The dish above, believe it or not, has artichoke hearts somewhere in that bowl. The recipe comes from a 2006 Gourmet and it's a quick and simple lunch option: orzo, artichoke hearts, lemon zest, and toasted pine nuts in a light vinaigrette. Eaten warm or at room temperature it's a nice brown bagger for those of us stuck in the zoo that is Bryant Park in the summer.
Another favorite orzo recipe is Mark Bittman's orzo risotto from How to Cook Everything, and it's become my mainstay side to roast chicken, sauteed fish, or braised anything at all. The dish captures the creamy richness of regular risotto, but is far less heavy and about the half the work.

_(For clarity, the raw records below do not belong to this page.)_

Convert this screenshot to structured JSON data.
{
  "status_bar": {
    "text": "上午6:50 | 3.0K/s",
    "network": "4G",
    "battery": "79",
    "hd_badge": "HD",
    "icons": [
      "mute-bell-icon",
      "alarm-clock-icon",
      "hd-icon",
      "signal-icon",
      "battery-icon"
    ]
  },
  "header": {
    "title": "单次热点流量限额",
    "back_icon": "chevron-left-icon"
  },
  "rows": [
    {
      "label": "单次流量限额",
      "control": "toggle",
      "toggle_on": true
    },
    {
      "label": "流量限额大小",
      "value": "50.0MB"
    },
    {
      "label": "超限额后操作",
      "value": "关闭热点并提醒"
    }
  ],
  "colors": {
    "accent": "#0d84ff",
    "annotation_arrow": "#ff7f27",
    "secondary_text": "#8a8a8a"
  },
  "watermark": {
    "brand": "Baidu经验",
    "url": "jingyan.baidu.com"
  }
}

And finally, a lovely summer dish of orzo, feta, dill and tomato -- also from Gourmet. Served with grilled shrimp or scallops, it's a light, enticing, and all-together satisfying meal.
Orzo with Artichokes and Lemon Zest
(from the May 2006 Gourmet)
1 1/2 cups orzo
3 T. pine nuts, lightly toasted and coarsely chopped
1 can artichoke hearts, not marinated, 14 oz.
1/4 cup extra virgin olive oil
2 T. red wine vinegar
1/2 cup flat leaf parsley, finely chopped
1 t. freshly grated lemon zest
Cook orzo until al dente. Drain.
Meanwhile drain artichoke hearts and rinse well. Pull off leaves from bases of the hearts and quarter bases. Rinse leaves and bases well, then drain.
Stir together oil, vinegar, salt, and pepper in a large bowl. Add orzo, pine nuts, artichokes, parsley, and zest and toss to combine.
(adapted from Mark Bittman)
2 T. butter or olive oil
1 onion, minced
3 cups stock (chicken, beef, or vegetable), plus 1/2 cup more if needed
1 1/2 cups orzo
1 cup Parmesan
1/2 cup parsley leaves, minced
Place butter in saucepan and turn heat to medium. When foam subsides, add onion and cook until it becomes translucent. Meanwhile, heat stock in separate pan.
Add orzo to the onion and stir. Add salt and pepper and the stock -- all at once. Cover and reduce heat to medium-low.
Cook, stirring every few minutes if necessary, until the liquid is absorbed and the orzo is tender, about 15 minutes. If the orzo is underdone, add more hot water or stock and cook for 5 more minutes. Stir in half the Parmesan and parsley. Garnish with the remaining parsley and serve, passing the remaining cheese at the table.
Orzo with Feta, Tomatoes, and Dill
(from the July 2008 Gourmet)
3 T. extra virgin olive oil
2 cups cherry tomatoes, halved
1/2 cup dill
1 t. grated lemon zest
1 cup orzo
1 1/2 cups crumbled feta
Toss oil, tomatoes, dill, zest, and 1/2 t. each salt and pepper together in a serving bowl. Let stand at least 10 minutes.
Meanwhile cook orzo in boiling, salted water until al dente. Drain and toss with tomato mixture. Add the feta and toss once more.